From what I understood about crude oil distilling, that is not how it works.  Each barrel separates into different products, not made into one or the other.  In fact, the heating oil you're talking about is completely wrong.  Back in the day when heating oil was being produced, and cars didn't exist, gasoline was dumped as a waste product.  It is not part of heating oil.  The part of crude oil to make tar is also not something that can be used to make gasoline, kerosene, or heating oil.  Each product is not capable of being used to make a different product.  Look up petroleum refining processes on wiki, it shows the weight plays a part into what part of crude oil makes what product.  Gasoline is in the light distillations, while heating oil is in the middle weight range.
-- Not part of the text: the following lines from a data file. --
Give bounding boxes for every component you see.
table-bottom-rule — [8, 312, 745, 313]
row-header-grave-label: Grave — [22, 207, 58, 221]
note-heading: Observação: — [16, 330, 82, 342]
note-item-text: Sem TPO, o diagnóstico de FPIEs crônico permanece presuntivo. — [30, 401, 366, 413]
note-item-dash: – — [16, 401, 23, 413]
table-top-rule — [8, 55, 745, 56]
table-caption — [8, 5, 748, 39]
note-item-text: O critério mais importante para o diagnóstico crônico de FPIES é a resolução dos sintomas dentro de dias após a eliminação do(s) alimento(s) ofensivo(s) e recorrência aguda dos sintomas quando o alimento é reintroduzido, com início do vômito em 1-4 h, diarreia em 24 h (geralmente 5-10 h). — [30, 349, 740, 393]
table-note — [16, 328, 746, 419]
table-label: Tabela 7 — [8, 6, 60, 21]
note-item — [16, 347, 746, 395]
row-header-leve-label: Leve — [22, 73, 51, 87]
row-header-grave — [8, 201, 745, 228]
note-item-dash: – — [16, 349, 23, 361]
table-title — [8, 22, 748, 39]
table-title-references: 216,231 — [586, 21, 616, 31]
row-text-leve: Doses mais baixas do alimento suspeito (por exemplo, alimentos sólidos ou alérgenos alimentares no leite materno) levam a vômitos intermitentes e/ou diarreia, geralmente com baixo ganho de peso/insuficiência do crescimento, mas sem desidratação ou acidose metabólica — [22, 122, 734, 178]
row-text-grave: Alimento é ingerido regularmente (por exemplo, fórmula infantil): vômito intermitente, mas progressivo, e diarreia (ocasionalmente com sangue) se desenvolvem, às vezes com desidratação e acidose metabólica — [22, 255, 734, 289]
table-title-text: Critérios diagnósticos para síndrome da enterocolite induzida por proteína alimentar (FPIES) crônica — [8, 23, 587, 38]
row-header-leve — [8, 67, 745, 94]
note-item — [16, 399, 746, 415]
What you describe is really the "thermal" part of the process.  Refiners can take some of those first-run distillates and send them through a secondary chemical catalytic process and then blend the resulting products in various ways to change the output percentages between gasoline and the heavier stuff.

On top of that, there are about 70 or 80 different varieties of crude oil, each of which produce slightly different fractions.  Some of the refiners (if the price gets too far out of whack) will even switch their raw feedstock to p ...


Except heating fuel is a close cousin to diesel, not gasoline.  They can produce either diesel or heating oil, but gasoline isn't close enough to be involved in that equation.  Do you really think 19th century crude oil distilleries would've thrown away gasoline if they could've used it to make heating oil?  They convinced people that petroleum jelly was a health product, why would they throw away something they thought they could use?  None of this is new, they found a way to use every ounce with plastics, decades ago; long before these ridiculous price gouging.